Tirare una palla da golf da 3466 metri, giù nel vuoto per cento metri e raggiungere un green, un lenzuolo verde duecento metri più in là, sulla neve. E’ stata un’esperienza unica, sia pur sfortunata perché la nebbia si è messa di traverso nascondendo l’esito della sfida “Nearest to the Pin”, i drive dei pro Corrado De Stefani, Niccolò Quintarelli, Michele Ortolani, Guido Migliozzi, Alessandro Grammatica, dei super dilettanti Andrea Romano e Charlotte Cattaneo dalla Terrazza di Punta Helbronner. Non da un tee qualsiasi, ma da un gioiello italiano, “l’ottava meraviglia del mondo” che si incunea in paradiso, lassù, fra il Dente del Gigante, il Bianco e il Bianco di Courmayeur, Les Dames Anglaises e, girando lo sguardo, il Cervino, il Rosa e il Gran Paradiso. Un miracolo architettonico che la vicina Francia ha pensato che l’Italia non riuscisse a portare a termine e che presto copierà. Dopo aver tentato di soffiarci in extremis l’idea del tee shot simbolico dalle Alpi della Ryder Cup. Cioè la storica sfida Europa-Usa che, nel 2018, sarà ospite dei nostri cugini e nel 2022 si disputerà al Marco Simone Roma. Per dare, si spera, la svolta turistica e culturale (golfistica) a tutto il nostro meraviglioso paese utilizzano la terza gara più seguita in tv del mondo, dopo i Mondiali di calcio e le Olimpiadi.
Ora non conta che a vincere il tee shot nel cielo grigio sia stato il bravo Grammatica: con quel cognome può fare quel che vuole. Nè che i ragazzi italiani si siano impegnati in una sfida inedita, sferzati dl D.T dei professionisti, l’inedito ed ottimo conduttore dell’evento, Massimo Scarpa. Non conta che lassù, sul Monte Bianco, con la Ryder Cup in bell’evidenza, facesse un gran freddo. Quel che conta è che, con un anno di ritardo per via del terremoto che ha sconvolto il centritalia, il gruppo di Gian Paolo Montali, dei due Alessandro, Costa e Rogato, e delle due Barbara, Monteduro e Zonchello, ha rispettato la promessa col comitato di Ryder Cup, nella persona dell’intraprendente e passionale Richard Hills. E, dopo il tee shot simbolico nella Valle dei Tempi, in Sicilia, nel punto più in basso del nostro magnifico paese, abbiamo effettuato il secondo tee shot nel punto più alto, appunto, dal Monte Bianco. E questo, in questo momento politico e sociale così delicato del paese, è un gran bel segnale, in vista dei prossimi, fondamentali passi. E cioè dei lavori strutturali al Marco Simone per garantire “non uno, ma due dei prossimi Open d’Italia con 7 milioni di montepremi nella sede di gara della Coppa”, come garantisce il direttore generale del progetto Ryder Cup 2022, Montali. Così da assicurare ai giocatori il test ideale richiesto di parametri della competizione che, dal via del 1927, caratterizza il golf, insieme al British Open e al Masters.

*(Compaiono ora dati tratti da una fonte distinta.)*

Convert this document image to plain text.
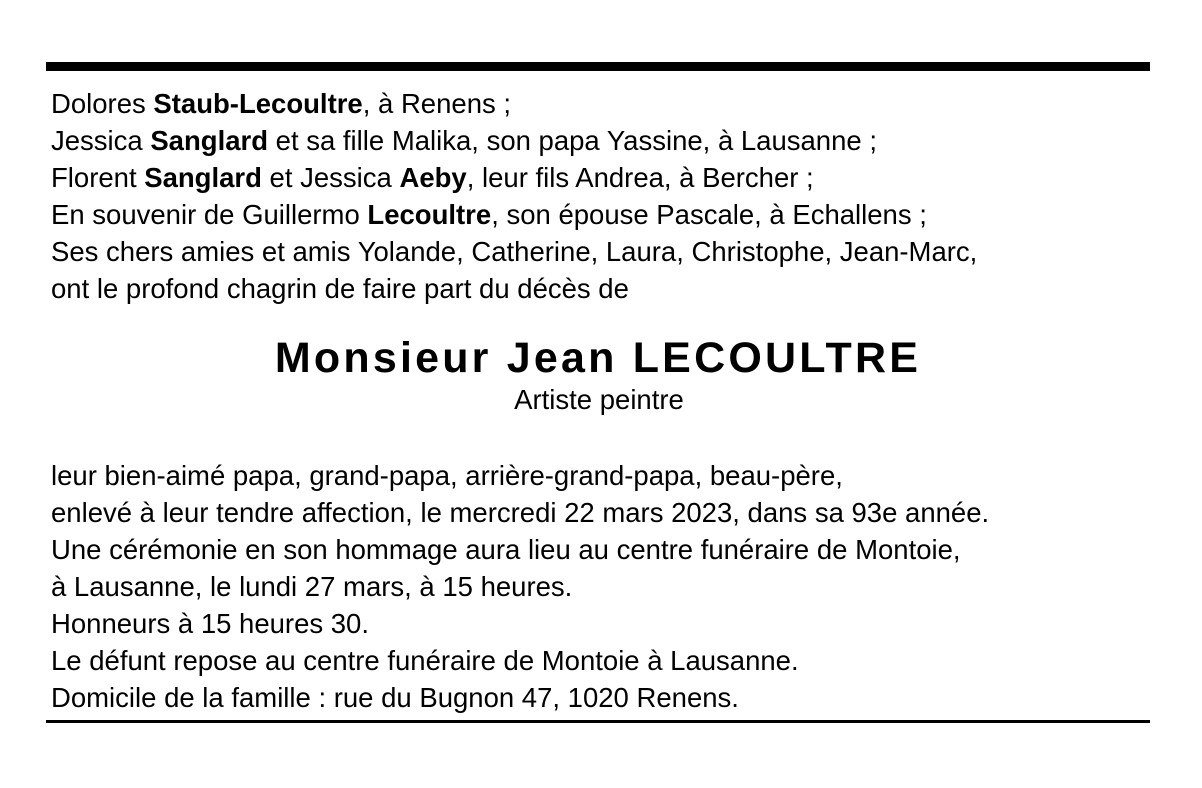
Dolores Staub-Lecoultre, à Renens ;
Jessica Sanglard et sa fille Malika, son papa Yassine, à Lausanne ;
Florent Sanglard et Jessica Aeby, leur fils Andrea, à Bercher ;
En souvenir de Guillermo Lecoultre, son épouse Pascale, à Echallens ;
Ses chers amies et amis Yolande, Catherine, Laura, Christophe, Jean-Marc,
ont le profond chagrin de faire part du décès de
Monsieur Jean LECOULTRE
Artiste peintre
leur bien-aimé papa, grand-papa, arrière-grand-papa, beau-père,
enlevé à leur tendre affection, le mercredi 22 mars 2023, dans sa 93e année.
Une cérémonie en son hommage aura lieu au centre funéraire de Montoie,
à Lausanne, le lundi 27 mars, à 15 heures.
Honneurs à 15 heures 30.
Le défunt repose au centre funéraire de Montoie à Lausanne.
Domicile de la famille : rue du Bugnon 47, 1020 Renens.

Dopo la Pro Am nel delizioso Golf Club di Courmayeur, giù a valle, che chiede legittimamente alla regione Val d’Aosta di allargarsi da 9 a 18 buche, il progetto Ryder 2022 parte decisamente per garantire quel miliardo di euro di ritorno turistico dalla Ryder Cup che ha convinto il governo e la società Infront a sostenere la Federazione, più delle promesse di fare dell’Italia un paese a vocazione golfistica. Al di là degli slogan, il viaggio itinerante per l’Italia saranno, inatnto, gli Open Days con circoli aperti a tutti nel Lazio il 23 settembre, il golf in piazza a Monza l’8 ottobre in avvicinamento all’Open d’Italia e a fine ottobre una tappa nel centro di Firenze. Oltre a due nuove gare giovanili ad hoc: la Baby e la Junior Ryder Cup.
Per arrivare pronti al 2022 e ai 300 mila spettatori che dovranno premiare quei giorni a Roma, non si punterà al solito allo stellone, all’improvviso miracolo, ma su un lavoro profondo e impegnativo di promozione, turismo e convincimento nel tessuto del nostro paese, regione per regione, progetto per progetto. Forti del solito, impagabile, ingegno italiano e in più – si spera – di un’unità ed di un orgoglio che forse il nostro paese non ha più avuto dal Mondiale di calcio del 1982. Quando davvero i più bravi giocarono e vinsero, e poi tutti sventolarono fieri la bandiera.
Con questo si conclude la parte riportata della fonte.